Yes, I think that's fairly common. (And not perfect.)
> So what I was actually worrying about was: what happens? And what should happen? I can imagine people in future coming up with requirements around wanting to know when the number of CPUs changes to scale up/down their thread pools.
Thread pools could indeed benefit from adjustments at runtime. The underlying problem is that userspace is making resource-usage decisions. In particular, parallelized programs do that to a larger extend than single-threaded ones because they have to decide how many threads they use. For userspace, it's not clear whether none/few/many threads would yield optimal performance because the lower-level trade-offs (e.g., all that's discussed in the article) aren't known; likewise, the kernel can't optimize optimally either because it doesn't know about the program's utility function and because the userspace code that is run for single-thread vs. multi-thread is often different (e.g., due to differences in synchronization) and has different performance characteristics.
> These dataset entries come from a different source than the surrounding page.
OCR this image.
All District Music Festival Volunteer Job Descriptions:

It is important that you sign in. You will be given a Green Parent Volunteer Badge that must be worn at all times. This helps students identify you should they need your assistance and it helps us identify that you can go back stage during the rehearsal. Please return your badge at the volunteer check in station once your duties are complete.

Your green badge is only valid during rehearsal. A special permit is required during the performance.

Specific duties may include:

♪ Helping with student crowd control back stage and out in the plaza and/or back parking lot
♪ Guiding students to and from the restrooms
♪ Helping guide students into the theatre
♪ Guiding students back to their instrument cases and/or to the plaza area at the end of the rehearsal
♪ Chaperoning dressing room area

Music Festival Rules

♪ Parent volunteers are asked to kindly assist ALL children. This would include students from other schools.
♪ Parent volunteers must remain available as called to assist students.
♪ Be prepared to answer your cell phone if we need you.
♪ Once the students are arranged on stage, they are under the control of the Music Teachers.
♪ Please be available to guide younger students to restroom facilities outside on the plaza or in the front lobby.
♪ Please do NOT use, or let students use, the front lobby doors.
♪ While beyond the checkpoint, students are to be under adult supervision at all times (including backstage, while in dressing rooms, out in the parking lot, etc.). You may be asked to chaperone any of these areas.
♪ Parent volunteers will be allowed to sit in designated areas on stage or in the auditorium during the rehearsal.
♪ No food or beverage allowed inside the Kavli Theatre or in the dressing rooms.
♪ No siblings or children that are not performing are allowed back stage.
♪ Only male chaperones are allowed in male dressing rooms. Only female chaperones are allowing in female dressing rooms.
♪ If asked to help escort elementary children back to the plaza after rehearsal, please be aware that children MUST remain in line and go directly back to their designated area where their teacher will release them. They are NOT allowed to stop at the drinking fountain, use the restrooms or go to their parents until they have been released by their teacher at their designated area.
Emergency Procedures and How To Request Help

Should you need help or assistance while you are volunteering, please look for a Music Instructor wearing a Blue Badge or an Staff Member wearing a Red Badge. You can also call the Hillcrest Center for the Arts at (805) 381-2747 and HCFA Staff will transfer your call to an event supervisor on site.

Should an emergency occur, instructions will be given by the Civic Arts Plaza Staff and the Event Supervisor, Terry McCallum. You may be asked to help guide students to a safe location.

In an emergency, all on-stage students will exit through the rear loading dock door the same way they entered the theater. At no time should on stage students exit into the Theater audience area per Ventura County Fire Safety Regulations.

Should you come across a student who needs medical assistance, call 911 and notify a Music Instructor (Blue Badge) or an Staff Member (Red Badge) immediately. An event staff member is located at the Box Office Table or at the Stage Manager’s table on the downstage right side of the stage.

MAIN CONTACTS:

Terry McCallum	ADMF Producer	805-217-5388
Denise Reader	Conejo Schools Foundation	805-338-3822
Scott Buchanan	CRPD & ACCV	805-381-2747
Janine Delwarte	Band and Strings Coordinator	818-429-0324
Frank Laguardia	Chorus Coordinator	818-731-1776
> I think in theory it’s not really justifiable to have too much of a communication when scaling down. If performance monitoring code decides we are under using the CPU resources and to scale down, then clearly the threadpool is not using the cores too much so who cares. However if you were bringing more CPUs online and the threadpool is a big contributor to load, and has a 1-1 matching with number of CPUs, then growing the pool could make sense.
I agree that we shouldn't worry about having unused threads lying around. However, if the kernel knows that there will only be one big core not occupied by other processes (and thus available to our program), for example, then the program can benefit from this because it knows it doesn't have to try hard to run stuff in parallel. The parallelization overheads of course vary depending on the parallelization approach that userspace follows and the actual application/workload (e.g., task-based parallelism together with work-stealing are more robust than other approaches in cases of load imbalance).
Overall, I think we should work on getting userspace and kernel to try to optimize this jointly, because IMO this is an end-to-end optimization problem (program utility function down to HW performance characteristics) and because I doubt that we'll find a catch-all tuning policy that's feasible to add to the kernel.